Getting started

The CIM App Histories toolkit analyses Android APKs for digital-methods research. It answers four kinds of question about an app, one per workflow:

  • metadata — what the app declares: identity, version, permissions, activities, the languages it ships, the A/B-testing SDKs and third-party trackers it bundles.
  • classify — what AI/ML it carries: native runtime libraries (TensorFlow Lite, ONNX, vendor runtimes) and model files.
  • flows — how data may move: device inputs (microphone, camera, files, streams…) → the modules that use them → onward to models and network endpoints.
  • listening — the audio question in depth: how sound is captured, conditioned, turned into features, fed to a model, and sent onward, with the audio parameters (sample rate, channels, mel bins…) at each stage.

It runs the same way on a laptop and on an HPC cluster, over one app or a corpus of thousands. The toolkit is alpha software under active development; output fields may change between versions, and every output record records the toolkit version that produced it.

Requirements

  • Python 3.10 or newer
  • The APKs you want to analyse (see A note on where APKs come from below — this matters more than it sounds)

Installation

From a clone of the repository:

git clone https://github.com/iaine/app_histories.git
cd app_histories
pip install -e .

This installs the runtime dependencies (androguard 4.x, pandas, networkx, loguru) and creates the cim-apps command. Two optional extras exist:

pip install -e ".[viz]"    # plotting stack (matplotlib, numpy, Pillow)
pip install -e ".[dev]"    # pytest + ruff for contributors

The viz extras are kept separate so cluster environments stay free of GUI toolkits. Confirm the install:

cim-apps --version

Running the tool

Always run it as the installed command or as a module — never as a file path. This is the most common first stumble:

cim-apps metadata --apk MyApp.apk --outdir results/                          # correct
python -m cim_app_histories.cli metadata --apk MyApp.apk --outdir results/   # also correct
python src/cim_app_histories/cli.py                                          # WRONG — will error

Running the raw .py file fails with "attempted relative import with no known parent package", because executing a file by path strips its package context and the internal imports can't resolve. Use cim-apps (the entry point created at install) or python -m.

Your first run

Point a workflow at one APK and an output directory:

cim-apps metadata --apk MyApp.apk --outdir results/

This writes results/MyApp.metadata.jsonl — one JSON object with the app's identity, permissions, languages, A/B SDKs and trackers. Try the other workflows the same way:

cim-apps classify  --apk MyApp.apk --outdir results/
cim-apps flows     --apk MyApp.apk --outdir results/
cim-apps listening --apk MyApp.apk --outdir results/

flows and metadata write .jsonl; listening writes a single pretty-printed .json per app.

Analysing a whole folder

For a corpus, swap --apk for --apk-dir:

cim-apps metadata --apk-dir apps/ --outdir results/

One output file is written per app, work is spread across your CPU cores automatically, and already-completed apps are skipped on re-run — so an interrupted run resumes just by running the same command again. Add --recursive to include subdirectories, or use --apk-list corpus.txt to drive from a file of paths (best for large or still-downloading corpora). See the command reference for all options, and running at scale for SLURM arrays and containers.

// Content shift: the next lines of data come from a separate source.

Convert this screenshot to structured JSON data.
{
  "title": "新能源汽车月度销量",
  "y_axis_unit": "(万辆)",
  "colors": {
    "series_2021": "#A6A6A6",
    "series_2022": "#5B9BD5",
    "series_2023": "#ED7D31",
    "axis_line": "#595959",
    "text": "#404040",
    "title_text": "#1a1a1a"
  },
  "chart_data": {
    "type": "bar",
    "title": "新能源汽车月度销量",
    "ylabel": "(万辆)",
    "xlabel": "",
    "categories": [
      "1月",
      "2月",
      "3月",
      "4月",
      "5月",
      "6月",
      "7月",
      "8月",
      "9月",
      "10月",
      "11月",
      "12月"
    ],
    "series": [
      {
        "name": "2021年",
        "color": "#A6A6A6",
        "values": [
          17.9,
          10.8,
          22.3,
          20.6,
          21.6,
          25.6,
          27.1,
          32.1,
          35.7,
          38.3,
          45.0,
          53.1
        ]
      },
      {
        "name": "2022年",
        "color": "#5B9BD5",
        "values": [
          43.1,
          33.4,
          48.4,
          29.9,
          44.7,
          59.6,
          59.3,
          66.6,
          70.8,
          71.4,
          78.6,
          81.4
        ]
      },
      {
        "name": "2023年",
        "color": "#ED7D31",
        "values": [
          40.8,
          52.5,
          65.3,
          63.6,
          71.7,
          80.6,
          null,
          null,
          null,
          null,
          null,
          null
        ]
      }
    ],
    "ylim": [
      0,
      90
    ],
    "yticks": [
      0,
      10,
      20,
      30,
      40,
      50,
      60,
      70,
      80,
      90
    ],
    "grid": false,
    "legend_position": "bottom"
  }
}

A note on where APKs come from

This catches people out, so it is worth stating plainly. Apps installed from Google Play or pulled off a device arrive as a split App Bundle: a base.apk plus several split_config.*.apk files. The native libraries — where much of the AI lives — are in the split files, not the base. Analysing the base alone finds no native libraries and produces near-empty flows/listening/classify results.

Two ways to get complete results:

  1. Use a universal APK. Sites like APKPure provide a single APK with everything bundled in. This is the simplest path.
  2. Keep the splits together. Put base.apk and its split_config.*.apk files in the same folder; the toolkit detects and merges them automatically.

When a workflow finds no native libraries and no splits, it adds a warning field to the output explaining this — so an empty result tells you why it is empty rather than failing silently.

Looking at results

Results are JSON Lines (or JSON for listening); load them with pandas:

import json, pathlib, pandas as pd
rows = [json.loads(l)
        for p in pathlib.Path("results").glob("*.metadata.jsonl")
        for l in open(p)]
df = pd.DataFrame(rows)

Or analyse a single APK directly in a notebook, without the CLI:

from cim_app_histories.analyse import analyse_flows, analyse_listening
graph = analyse_flows("MyApp.apk")
audio = analyse_listening("MyApp.apk")

For a quick visual, the browser-based Sankey and metadata viewers render any result file with no setup — just drag the file in.

Where next

A word on the evidence

Everything the toolkit reports is static-analysis evidence: declared permissions, strings and signatures present in the package, URLs found in code. It shows what an app can do and what it is built to do, not a recording of runtime behaviour. Detections are heuristic and meant to be audited — treat a sample by hand before reporting findings, and see the methods page for where the evidence is strong and where it is only suggestive.